El presidente inauguró las sesiones ordinarias del Congreso y, al mismo tiempo, dio el puntapié inicial a la campaña para su reelección. Para eso intentó crear un mundo con palabras, al estilo del Creador en La Biblia, pero falló en el intento.
Y dijo Dios: Sea la luz; y fue la luz. Y vio Dios que la luz era buena; y separó Dios la luz de las tinieblas. Y llamó Dios a la luz Día, y a las tinieblas llamó Noche. Y fue la tarde y la mañana un día”, dice el Génesis casi al principio de todo.

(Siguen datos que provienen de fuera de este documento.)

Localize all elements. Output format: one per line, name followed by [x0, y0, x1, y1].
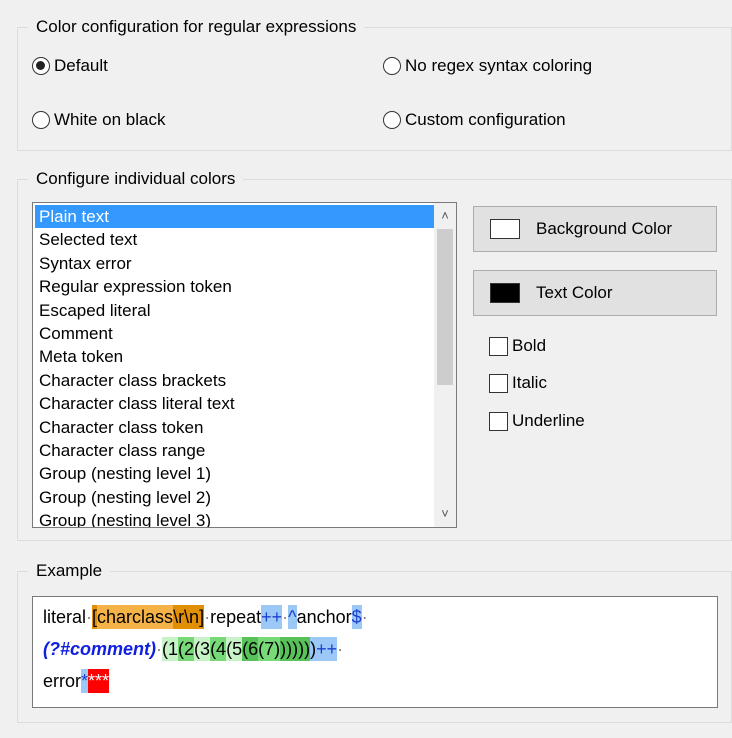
example-line-3: error**** [43, 669, 110, 693]
repeat-text: repeat [210, 607, 262, 627]
underline-checkbox[interactable]: Underline [489, 411, 585, 431]
charclass-escape: \r\n [173, 605, 200, 629]
charclass-text: charclass [97, 605, 174, 629]
example-legend: Example [28, 560, 111, 582]
background-swatch-icon [490, 219, 520, 239]
example-line-1: literal·[charclass\r\n]·repeat++·^anchor… [43, 605, 368, 629]
anchor-text: anchor [296, 607, 352, 627]
example-line-2: (?#comment)·(1(2(3(4(5(6(7)))))))++· [43, 637, 343, 661]
group-closes: ))))) [280, 637, 311, 661]
underline-checkbox-box [489, 411, 508, 431]
dollar-token: $ [351, 605, 362, 629]
background-color-button[interactable]: Background Color [473, 206, 717, 252]
scroll-thumb[interactable] [437, 229, 453, 385]
radio-default-label: Default [54, 56, 108, 75]
text-color-label: Text Color [536, 283, 613, 302]
radio-default-indicator [32, 57, 50, 75]
group-3-open: (3 [194, 637, 211, 661]
list-item[interactable]: Plain text [35, 205, 434, 229]
eol-marker: · [337, 639, 344, 659]
list-item[interactable]: Regular expression token [35, 275, 434, 298]
radio-custom-label: Custom configuration [405, 110, 566, 129]
list-item[interactable]: Group (nesting level 2) [35, 486, 434, 509]
text-swatch-icon [490, 283, 520, 303]
italic-label: Italic [512, 373, 547, 392]
radio-white-on-black-label: White on black [54, 110, 166, 129]
list-item[interactable]: Character class brackets [35, 369, 434, 392]
comment-token: (?#comment) [43, 639, 157, 659]
individual-colors-legend: Configure individual colors [28, 168, 244, 190]
text-color-button[interactable]: Text Color [473, 270, 717, 316]
background-color-label: Background Color [536, 219, 673, 238]
radio-white-on-black-indicator [32, 111, 50, 129]
group-2-open: (2 [178, 637, 195, 661]
example-preview: literal·[charclass\r\n]·repeat++·^anchor… [32, 596, 718, 708]
bold-checkbox-box [489, 336, 508, 356]
list-item[interactable]: Meta token [35, 345, 434, 368]
list-item[interactable]: Syntax error [35, 252, 434, 275]
list-item[interactable]: Character class range [35, 439, 434, 462]
error-text: error [43, 671, 82, 691]
scroll-up-icon[interactable]: ˄ [434, 205, 456, 227]
radio-custom-configuration[interactable]: Custom configuration [383, 110, 566, 130]
caret-token: ^ [288, 605, 297, 629]
radio-white-on-black[interactable]: White on black [32, 110, 166, 130]
scroll-down-icon[interactable]: ˅ [434, 503, 456, 525]
eol-marker: · [361, 607, 368, 627]
radio-no-regex-label: No regex syntax coloring [405, 56, 593, 75]
italic-checkbox-box [489, 373, 508, 393]
list-item[interactable]: Comment [35, 322, 434, 345]
list-item[interactable]: Escaped literal [35, 299, 434, 322]
underline-label: Underline [512, 411, 585, 430]
group-4-open: (4 [210, 637, 227, 661]
group-5-open: (5 [226, 637, 243, 661]
quantifier-token: ++ [316, 637, 338, 661]
list-scrollbar[interactable]: ˄ ˅ [434, 203, 456, 527]
bold-label: Bold [512, 336, 547, 355]
group-6-open: (6 [242, 637, 259, 661]
color-config-group: Color configuration for regular expressi… [17, 16, 732, 151]
literal-text: literal [43, 607, 87, 627]
list-item[interactable]: Group (nesting level 3) [35, 509, 434, 527]
color-config-legend: Color configuration for regular expressi… [28, 16, 365, 38]
radio-custom-indicator [383, 111, 401, 129]
quantifier-token: ++ [261, 605, 283, 629]
list-item[interactable]: Character class literal text [35, 392, 434, 415]
group-7: (7) [258, 637, 281, 661]
color-item-list: Plain text Selected text Syntax error Re… [35, 205, 434, 527]
star-token: * [81, 669, 89, 693]
list-item[interactable]: Group (nesting level 1) [35, 462, 434, 485]
radio-no-regex-coloring[interactable]: No regex syntax coloring [383, 56, 592, 76]
color-item-listbox[interactable]: Plain text Selected text Syntax error Re… [32, 202, 457, 528]
list-item[interactable]: Character class token [35, 416, 434, 439]
radio-default[interactable]: Default [32, 56, 108, 76]
group-1-open: (1 [162, 637, 179, 661]
list-item[interactable]: Selected text [35, 228, 434, 251]
italic-checkbox[interactable]: Italic [489, 373, 547, 393]
bold-checkbox[interactable]: Bold [489, 336, 546, 356]
radio-no-regex-indicator [383, 57, 401, 75]
syntax-error-token: *** [88, 669, 110, 693]
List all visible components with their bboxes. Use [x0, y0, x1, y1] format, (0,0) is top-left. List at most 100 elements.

Si se le da credibilidad al mito religioso, cosa que hacen los creyentes, en ese momento y con pocas palabras, Dios no sólo creó el mundo sino que lo hizo realidad para los hombres.
Algo de esto debe haber pensado Jaime Durán Barba cuando trazó las líneas maestras para que los escribas del presidente dieran cuerpo al discurso con que Mauricio Macri abrió hoy las sesiones ordinarias del Congreso de la Nación.
Porque lo que intentó Macri, al ser hablado por ese discurso pensado por otros, fue crear una realidad inexistente con el único recurso del poder mágico de la palabra. En otras palabras: la inscripción de una cadena de significantes perversos sobre el cuerpo de la sociedad argentina.
Una realidad que no se ve por ningún lado.
Macri, como el año pasado pero con algunas diferencias, volvió a hablar de Macrilandia, ese país inexistente que va por el buen camino, que debe sufrir para crecer, que “hacemos todos juntos”, que es “reconocido por todos los países del mundo” y donde “la gente” -la vecina de las cloacas, la maestra jujeña, la señora con la que estuvo hablando – tiene esperanzas.
Habló de una Argentina que está mejor que en las últimas décadas, donde los poderes son independientes, donde hay libertad de expresión, donde se crean jardines infantiles para que las madres puedan ir a trabajar, donde aumenta el empleo y se reduce la pobreza, donde se salió de la mentira que engañó a la sociedad durante décadas y que ahora conoce la verdad.
Porque el país – dijo – está “saliendo del pantano”. Y si todavía no salió, no fue por culpa de su gobierno sino de otros. Vean si no: “El año pasado nos puso a prueba en muchos sentidos. Cuando estábamos asomando la cabeza, cambiaron las condiciones. Todavía estábamos frágiles. Y parte de las transformaciones que estamos haciendo tienen que ver con eso, con no estar tan vulnerables. Juntos estamos construyendo los cimientos más profundos”, justificó. Y fue por más: “Algunos me van a recordar que el año pasado dije ‘que lo peor ya pasó’ y tienen razón. Pero también les quiero decir que lo que estamos logrando los argentinos es enorme. Estamos haciendo crujir estructuras viejas y oxidadas que seguían beneficiando a los de siempre”, remató.
Por eso dijo que “enfrentamos” un presente en el que “todos debemos” hacer sacrificios para construir el futuro que no se sabe cuándo llegará. Le faltó decir que Macrilandia -el país prometido – no tiene plazos sino objetivos.
Porque en un año electoral conviene hablar del futuro -sobre todo cuando quien habla es responsable del presente y del pasado reciente -, aunque ese futuro más que una promesa sea una fuga hacia adelante.
Hoy Macri dio el puntapié inicial a su campaña para la reelección.
Por eso, aunque no pudo vencer el obstáculo -insalvable para él- de furcios, fallidos y balbuceos, sobreactuó un tono enérgico que no había tenido en sus presentaciones anteriores ante la Asamblea Legislativa. Una mal coacheada “energía discursiva” que contrastó con su imagen consumida y su actitud corporal.
Esta mañana en el Congreso, Mauricio Macri intentó meterse en el papel del Dios bíblico para crear un mundo – una realidad, un país – con palabras.
Falló en el intento, porque lo que intentó crear no se ve por ningún lado.
Fue el discurso de un dios fallado y violento.